If everything is too good, you’re probably stuck not being awesome.
Don’t join an “easy” crowd. You won’t grow.
Many people are so comfortable they’re miserable.
Breaking a habit, trying something new, taking a risk, making new connections, or putting yourself in a totally new situation won’t be easy, but it’s worth it. It’s exhausting but rewarding.
Calvin Coolidge said “All growth depends upon activity. There is no development physically or intellectually without effort, and effort means work.”
Comfort can lead to self-absorption, boredom, and discontent.
You can either be comfortable and stagnate or stretch yourself — become uncomfortable — and grow. Choose the latter.
Go where the demands are high. Go where the pressure is to perform.
Dr. Elizabeth Lombardo, Psychologist and author of “Better than Perfect” ,says people who regularly seek out fresh experiences tend to be more creative and emotionally resilient than those who remain stuck in routine.
“Breaking your own mold can only make you stronger and more confident to reach higher levels in your professional and personal life,” she says.
To grow, you have to embrace the discomfort. The transition will be uncomfortable and scary, but that’s the nature of the beast.
Stretch yourself. You might just like what’s possible.
Peter McWilliams once said “Comfort zones are most often expanded through discomfort.”
Discomfort is a catalyst for growth. It makes you yearn for something more. It forces you to change, stretch, and adapt.
The secret to success lies in the very thing you’re avoiding. Those things that seem to break you down and humble your spirit.
Seek out discomfort. Be deliberate about doing things that push your limits magnificently. Difficulty helps you to grow.
If you want long-term success, stop avoiding what’s hard.
If you’re truly pushing yourself to improve — in any capacity whatsoever — you are uncomfortable.
When you are challenged, you are asked to become more than you were.
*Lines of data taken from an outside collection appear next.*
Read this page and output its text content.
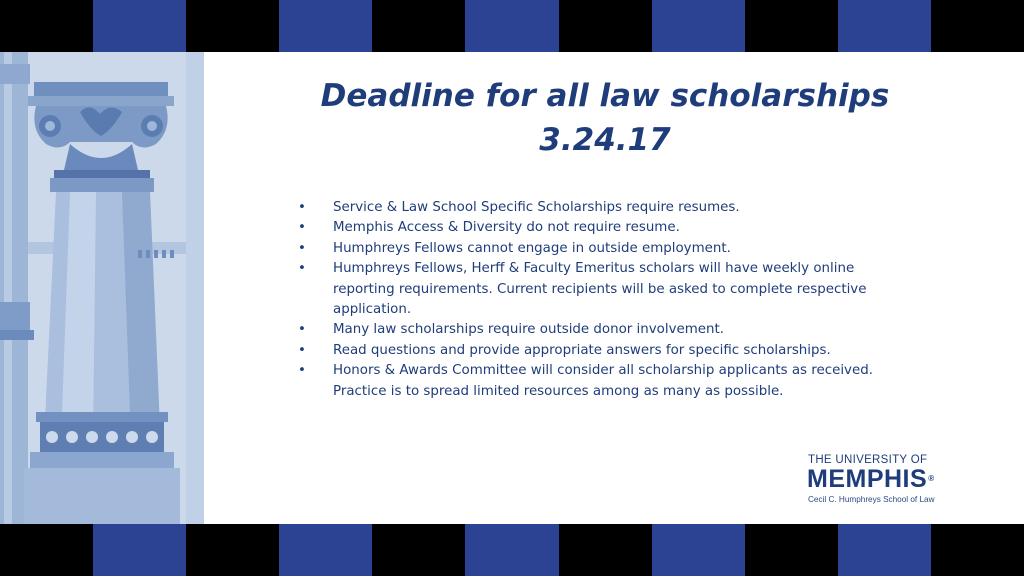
Deadline for all law scholarships
3.24.17
• Service & Law School Specific Scholarships require resumes.
• Memphis Access & Diversity do not require resume.
• Humphreys Fellows cannot engage in outside employment.
• Humphreys Fellows, Herff & Faculty Emeritus scholars will have weekly online reporting requirements. Current recipients will be asked to complete respective application.
• Many law scholarships require outside donor involvement.
• Read questions and provide appropriate answers for specific scholarships.
• Honors & Awards Committee will consider all scholarship applicants as received. Practice is to spread limited resources among as many as possible.
THE UNIVERSITY OF
MEMPHIS®
Cecil C. Humphreys School of Law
That means creating new perspectives, acquiring new skills and pushing boundaries.
In other words you have to expand your understanding in order to be able to overcome the obstacles facing you.
Learning to be comfortable with discomfort is one of the most important skills you can ever have to live a truly fulfilling life. If you learn this skill, you can master pretty much anything.
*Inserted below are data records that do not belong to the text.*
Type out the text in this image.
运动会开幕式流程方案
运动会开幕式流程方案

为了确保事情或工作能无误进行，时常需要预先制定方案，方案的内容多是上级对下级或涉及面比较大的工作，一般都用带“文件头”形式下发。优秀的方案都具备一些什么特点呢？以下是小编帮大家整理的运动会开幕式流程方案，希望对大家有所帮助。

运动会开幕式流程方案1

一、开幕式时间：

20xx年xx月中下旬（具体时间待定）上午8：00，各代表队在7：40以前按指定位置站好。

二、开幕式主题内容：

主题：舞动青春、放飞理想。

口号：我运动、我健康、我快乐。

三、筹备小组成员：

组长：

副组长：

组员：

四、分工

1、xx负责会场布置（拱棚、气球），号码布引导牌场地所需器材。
Getting out of your comfort zone from time to time challenges your mental skills. Mentally active people are constantly building dense networks of connections between their brain cells.
Scientists call that “cognitive reserve.” Continuing to learn new things builds and maintains these connections.
Mentally challenging tasks have the biggest impact on the health of your brain. Be open to new experiences that cause you to see the world and do things differently.
If you master discomfort, you can master just about anything!
Discomfort can be the joyful key that opens up everything for you. You can beat procrastination, start a new habit, learn a new language, make it through challenges and physically gruelling events, explore new things, speak on a stage, and even embrace the minimalist lifestyle.
Jonathan Lethem says, “Discomfort is very much part of my master plan.”
These tasks may seem more ‘painful’ at first, but you’ll achive more that can impact your end result. And that will be just the start.
Repetition expands your comfort boundaries. If you practice your discomforts enough, with different activities, your comfort zone will expand to include discomfort. And then you can master your personal bubble.
Think about it. How many things were once uncomfortable for you which you now accept without difficulty?
Unfortunately, many people avoid discomfort. They do everything they can to avoid it. They are just too comfortable to be pushed or bothered to make a change or improve their lives.
This is perhaps the biggest limiting factor for most people, and it’s why you can’t change your habits.
But the good news is, whatever you are feeling discomfort about, there is someone else out there, feeling exactly the same thing. You are never really along in your discomfort. Sometimes just knowing that can make us feel more comfortable in pushing beyond the obvious.
Discomfort is a catalyst for progress!
Think of the mind as a muscle that naturally tightens up over time unless it is consciously worked upon. Your personal growth significantly depends on new challenges and activities.
Tackle the fear that has kept you from living your best life. Your mind has a way of rising to the occasion. Challenge it, and it will reward you.
Jerry Dunn once said “Don’t limit your challenges; challenge your limits.”
Challenge your mind — even making it a little uncomfortable by pushing yourself to learn tasks that may not come naturally. Most things seems impossible until they are done.
Give yourself permission to think and act beyond the usual.
Stepping up when it’s annoying or painful or draining builds character.
Be good at making time for what matters to you — especially when you don’t feel like it.